Ultimately all the taxes we pay come out of our current earnings; no one pays his taxes out of his savings account (except in emergencies). Therefore, the growth in the government-to-private employee ratio is in effect an increased burden on our personal incomes.

But not only has the number of government workers been growing fast – their compensation has also outpaced compensation in private jobs. If we combine the employee data from the Bureau of Labor Statistics with employee compensation data from the Bureau of Economic Analysis, we get a troubling picture:

  • Between 2001 and 2007 per-employee compensation in the private sector in New Jersey grew from $52,380 to $64,420, an increase of 23 percent;
  • Between 2001 and 2007 per-employee compensation in government in New Jersey grew from $50,632 to $65,412, an increase of 29 percent.

Again, we have a recipe for higher taxes. In fact, if we take the total effect of growing government employee compensation and the growing number of government employees during the period 2001-2007, the total effect was big enough to require a two-percentage-point rise in taxes on private workers in New Jersey.

This does not mean, of course, that New Jersey private employees literally paid another two percent of their earnings in taxes directly to feed state and local government workers. Government workers also pay taxes. But this experiment illustrates how a rapid expansion in government payrolls inevitably increases the tax burden on the private sector.

To make matters worse, the trend of growing government payrolls did not stop in 2007. In 2009 there were 181 state and local government workers in New Jersey per 1,000 private workers, again up from 158 in 2001. Total government payroll obviously kept growing with it. State and local government employee compensation was:

  • 15.3 percent of private sector employee compensation in 2001;
  • 17.3 percent in 2007; and
  • 19.0 percent in 2009.

The past two years have seen a reversal of this trend. There are fewer government workers in the Garden State today than there were in 2009 and private employment has gone up. But the cost of government payrolls to taxpayers is still notably higher today than it was some ten years ago. In 2011 there were still 175 government workers per 1,000 private workers, a ratio that is 10.5 percent higher than it was in 2001.

Put differently: if the state and local governments had kept their number of employees at the 2001 ratio of 158, New Jersey taxpayers would have saved $3.9 billion in 2011.

Now that the private sector is growing again, it is time to consider measures that will prevent runaway government growth again. One such measure could be to tie government payrolls to the ability of taxpayers to afford them. This can be done in many different ways, such as total budget caps or similar so called TABOR rules.

Another approach, used in some European countries, is a pay parity rule: if the employee compensation in the private sector goes up by, say, three percent per employee, then state and local government workers can receive a raise of no more than three percent.

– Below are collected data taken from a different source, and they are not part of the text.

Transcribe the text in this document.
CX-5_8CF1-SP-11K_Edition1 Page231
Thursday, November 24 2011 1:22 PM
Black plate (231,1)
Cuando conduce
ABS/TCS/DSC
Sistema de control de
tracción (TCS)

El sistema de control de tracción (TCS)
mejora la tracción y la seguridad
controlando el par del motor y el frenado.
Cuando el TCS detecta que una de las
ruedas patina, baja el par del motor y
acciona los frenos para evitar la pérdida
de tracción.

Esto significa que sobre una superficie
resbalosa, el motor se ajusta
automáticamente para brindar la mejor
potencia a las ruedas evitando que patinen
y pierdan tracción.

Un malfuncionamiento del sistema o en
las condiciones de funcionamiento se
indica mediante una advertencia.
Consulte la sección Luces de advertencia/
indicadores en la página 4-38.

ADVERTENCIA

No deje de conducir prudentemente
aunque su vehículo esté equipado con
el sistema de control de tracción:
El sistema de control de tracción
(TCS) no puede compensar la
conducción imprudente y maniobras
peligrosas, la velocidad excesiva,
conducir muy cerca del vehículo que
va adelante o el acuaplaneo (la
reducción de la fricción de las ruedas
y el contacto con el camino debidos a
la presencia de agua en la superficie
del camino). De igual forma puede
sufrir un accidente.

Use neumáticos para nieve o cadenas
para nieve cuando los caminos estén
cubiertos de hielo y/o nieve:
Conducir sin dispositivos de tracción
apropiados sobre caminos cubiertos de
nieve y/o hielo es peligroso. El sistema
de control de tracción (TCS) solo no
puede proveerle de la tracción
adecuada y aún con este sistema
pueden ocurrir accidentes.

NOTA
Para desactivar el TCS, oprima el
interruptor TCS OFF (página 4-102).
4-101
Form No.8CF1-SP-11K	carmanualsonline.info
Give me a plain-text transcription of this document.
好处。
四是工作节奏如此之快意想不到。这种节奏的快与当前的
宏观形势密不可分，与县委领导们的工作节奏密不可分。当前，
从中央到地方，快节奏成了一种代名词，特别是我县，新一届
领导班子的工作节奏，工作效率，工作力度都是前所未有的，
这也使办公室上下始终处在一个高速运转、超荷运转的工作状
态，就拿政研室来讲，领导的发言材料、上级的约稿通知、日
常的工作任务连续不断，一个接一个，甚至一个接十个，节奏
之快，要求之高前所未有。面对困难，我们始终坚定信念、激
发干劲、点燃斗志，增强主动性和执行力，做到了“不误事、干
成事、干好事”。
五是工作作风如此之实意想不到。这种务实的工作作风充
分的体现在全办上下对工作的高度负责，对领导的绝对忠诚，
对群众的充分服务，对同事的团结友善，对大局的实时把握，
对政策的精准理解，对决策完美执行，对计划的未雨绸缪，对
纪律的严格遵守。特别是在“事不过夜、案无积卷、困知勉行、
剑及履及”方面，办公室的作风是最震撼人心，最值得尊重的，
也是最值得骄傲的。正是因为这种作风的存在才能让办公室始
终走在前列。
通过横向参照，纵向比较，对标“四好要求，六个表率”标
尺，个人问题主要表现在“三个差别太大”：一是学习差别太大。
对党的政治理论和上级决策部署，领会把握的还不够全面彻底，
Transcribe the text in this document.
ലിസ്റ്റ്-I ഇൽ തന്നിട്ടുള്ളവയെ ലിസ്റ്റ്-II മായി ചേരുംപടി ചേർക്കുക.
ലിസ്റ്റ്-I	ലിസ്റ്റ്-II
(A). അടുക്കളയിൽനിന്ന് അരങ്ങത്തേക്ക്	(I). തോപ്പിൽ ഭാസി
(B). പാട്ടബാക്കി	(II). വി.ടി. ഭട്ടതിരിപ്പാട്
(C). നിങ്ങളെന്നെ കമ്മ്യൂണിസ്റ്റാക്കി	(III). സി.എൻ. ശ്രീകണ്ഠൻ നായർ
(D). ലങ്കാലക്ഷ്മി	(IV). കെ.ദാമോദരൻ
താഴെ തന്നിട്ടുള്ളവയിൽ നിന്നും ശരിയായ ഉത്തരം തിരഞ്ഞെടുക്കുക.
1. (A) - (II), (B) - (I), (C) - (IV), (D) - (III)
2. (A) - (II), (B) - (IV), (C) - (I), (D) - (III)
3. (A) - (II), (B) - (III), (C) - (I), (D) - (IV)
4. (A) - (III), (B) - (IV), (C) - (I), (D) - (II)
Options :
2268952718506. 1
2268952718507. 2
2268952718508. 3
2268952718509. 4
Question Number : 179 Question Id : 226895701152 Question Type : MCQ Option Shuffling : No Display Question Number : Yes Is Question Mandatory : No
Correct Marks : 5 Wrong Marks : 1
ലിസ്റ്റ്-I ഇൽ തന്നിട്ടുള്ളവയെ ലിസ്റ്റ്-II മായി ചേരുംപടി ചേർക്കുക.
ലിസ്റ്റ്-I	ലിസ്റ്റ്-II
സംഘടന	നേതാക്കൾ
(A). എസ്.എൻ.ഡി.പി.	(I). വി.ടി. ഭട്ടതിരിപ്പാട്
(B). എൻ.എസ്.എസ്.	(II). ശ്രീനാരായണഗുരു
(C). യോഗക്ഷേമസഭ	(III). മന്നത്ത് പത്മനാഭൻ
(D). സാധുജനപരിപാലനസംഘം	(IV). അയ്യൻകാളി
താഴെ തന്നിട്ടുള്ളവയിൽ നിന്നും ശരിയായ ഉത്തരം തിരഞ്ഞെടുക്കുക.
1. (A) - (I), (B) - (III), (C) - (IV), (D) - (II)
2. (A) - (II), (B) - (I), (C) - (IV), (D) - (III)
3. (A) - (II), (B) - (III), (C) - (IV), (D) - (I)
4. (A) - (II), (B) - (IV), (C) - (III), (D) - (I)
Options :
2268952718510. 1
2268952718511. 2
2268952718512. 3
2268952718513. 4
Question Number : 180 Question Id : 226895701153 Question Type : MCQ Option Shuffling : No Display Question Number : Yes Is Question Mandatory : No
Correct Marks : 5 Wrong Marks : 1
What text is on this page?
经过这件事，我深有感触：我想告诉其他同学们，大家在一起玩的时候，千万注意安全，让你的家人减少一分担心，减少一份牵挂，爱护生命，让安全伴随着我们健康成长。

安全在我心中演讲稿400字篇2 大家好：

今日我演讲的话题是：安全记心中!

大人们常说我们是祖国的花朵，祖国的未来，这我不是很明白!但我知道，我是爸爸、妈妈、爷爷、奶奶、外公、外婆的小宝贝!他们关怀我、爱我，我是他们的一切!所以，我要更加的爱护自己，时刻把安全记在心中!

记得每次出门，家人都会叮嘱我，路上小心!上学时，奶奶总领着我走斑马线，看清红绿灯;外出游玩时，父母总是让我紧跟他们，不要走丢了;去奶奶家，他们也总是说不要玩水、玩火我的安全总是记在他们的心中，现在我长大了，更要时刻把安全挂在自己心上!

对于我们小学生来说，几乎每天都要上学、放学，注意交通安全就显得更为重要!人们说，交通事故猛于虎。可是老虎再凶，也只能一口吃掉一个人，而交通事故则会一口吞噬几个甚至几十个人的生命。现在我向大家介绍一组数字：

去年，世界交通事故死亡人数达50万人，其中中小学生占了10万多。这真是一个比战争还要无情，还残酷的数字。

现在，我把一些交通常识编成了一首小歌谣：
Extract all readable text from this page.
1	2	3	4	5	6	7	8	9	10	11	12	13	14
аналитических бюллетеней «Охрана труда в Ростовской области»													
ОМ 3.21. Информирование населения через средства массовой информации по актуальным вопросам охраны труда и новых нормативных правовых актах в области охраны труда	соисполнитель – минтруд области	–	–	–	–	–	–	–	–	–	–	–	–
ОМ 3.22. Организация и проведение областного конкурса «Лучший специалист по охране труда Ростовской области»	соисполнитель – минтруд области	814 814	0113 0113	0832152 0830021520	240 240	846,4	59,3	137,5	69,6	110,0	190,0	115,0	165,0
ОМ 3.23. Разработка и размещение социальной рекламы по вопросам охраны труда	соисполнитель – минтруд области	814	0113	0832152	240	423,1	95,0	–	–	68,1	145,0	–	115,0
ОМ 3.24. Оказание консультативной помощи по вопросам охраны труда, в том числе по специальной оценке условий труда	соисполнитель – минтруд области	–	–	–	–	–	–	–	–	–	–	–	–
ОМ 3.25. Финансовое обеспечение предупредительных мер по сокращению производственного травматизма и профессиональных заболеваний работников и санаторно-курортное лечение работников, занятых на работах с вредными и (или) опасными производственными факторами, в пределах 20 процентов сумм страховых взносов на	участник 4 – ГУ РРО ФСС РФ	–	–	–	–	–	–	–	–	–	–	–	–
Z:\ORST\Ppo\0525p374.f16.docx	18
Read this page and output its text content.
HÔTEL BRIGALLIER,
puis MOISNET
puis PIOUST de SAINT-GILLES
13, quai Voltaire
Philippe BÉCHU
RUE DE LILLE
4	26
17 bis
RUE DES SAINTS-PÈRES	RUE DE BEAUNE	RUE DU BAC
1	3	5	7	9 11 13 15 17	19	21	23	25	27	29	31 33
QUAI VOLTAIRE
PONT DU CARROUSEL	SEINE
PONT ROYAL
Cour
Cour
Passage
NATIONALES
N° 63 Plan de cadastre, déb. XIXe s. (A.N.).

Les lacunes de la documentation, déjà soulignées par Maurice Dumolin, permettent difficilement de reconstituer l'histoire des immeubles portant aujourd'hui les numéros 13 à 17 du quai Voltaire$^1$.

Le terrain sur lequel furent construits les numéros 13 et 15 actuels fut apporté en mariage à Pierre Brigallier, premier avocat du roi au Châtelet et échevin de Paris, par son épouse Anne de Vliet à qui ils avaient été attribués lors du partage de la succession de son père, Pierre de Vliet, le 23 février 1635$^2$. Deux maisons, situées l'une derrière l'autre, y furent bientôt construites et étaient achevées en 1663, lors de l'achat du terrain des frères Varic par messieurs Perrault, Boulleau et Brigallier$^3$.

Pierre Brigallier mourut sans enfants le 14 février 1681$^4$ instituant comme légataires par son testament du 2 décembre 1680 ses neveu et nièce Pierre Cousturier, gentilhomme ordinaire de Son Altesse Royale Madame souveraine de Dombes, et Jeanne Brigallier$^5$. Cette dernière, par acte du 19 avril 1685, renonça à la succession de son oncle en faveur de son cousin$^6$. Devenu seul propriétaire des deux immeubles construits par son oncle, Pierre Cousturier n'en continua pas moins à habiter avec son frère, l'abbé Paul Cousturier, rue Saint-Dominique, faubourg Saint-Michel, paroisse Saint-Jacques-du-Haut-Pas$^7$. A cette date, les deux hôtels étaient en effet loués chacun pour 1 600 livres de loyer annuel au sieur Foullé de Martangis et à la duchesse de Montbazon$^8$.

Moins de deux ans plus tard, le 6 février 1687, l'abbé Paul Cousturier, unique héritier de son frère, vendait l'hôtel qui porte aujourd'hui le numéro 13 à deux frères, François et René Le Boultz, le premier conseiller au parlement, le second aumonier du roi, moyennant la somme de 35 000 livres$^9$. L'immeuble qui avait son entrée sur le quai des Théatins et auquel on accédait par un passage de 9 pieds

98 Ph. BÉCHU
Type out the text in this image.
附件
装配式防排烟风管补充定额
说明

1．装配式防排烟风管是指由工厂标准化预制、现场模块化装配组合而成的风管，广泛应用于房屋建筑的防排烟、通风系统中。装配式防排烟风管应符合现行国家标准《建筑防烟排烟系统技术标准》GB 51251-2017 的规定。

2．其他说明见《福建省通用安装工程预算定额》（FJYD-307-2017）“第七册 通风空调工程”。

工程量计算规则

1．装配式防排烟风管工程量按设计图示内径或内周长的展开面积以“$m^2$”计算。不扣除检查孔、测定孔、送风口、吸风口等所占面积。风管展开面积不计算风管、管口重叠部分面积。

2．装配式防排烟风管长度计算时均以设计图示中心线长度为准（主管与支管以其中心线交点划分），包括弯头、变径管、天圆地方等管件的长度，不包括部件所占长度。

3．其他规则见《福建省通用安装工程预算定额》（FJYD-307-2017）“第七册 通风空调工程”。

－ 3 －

All measures have their merits and problems and some rules that are in place elsewhere may not suit New Jersey. But now that we are (hopefully) past the worst of this recession it is time to discuss long-term solutions so that the cost of government does not run amok again.

Sven R. Larson, Ph.D., is Senior Fellow in Economics at the Wyoming Liberty Group and a guest contributor for Common Sense Institute of New Jersey. He holds a Ph.D. in social sciences with major in economics and has taught economics at colleges in three countries. His research on health policy, taxes, and government budgeting and entitlement reform has been published by free market think tanks across the country.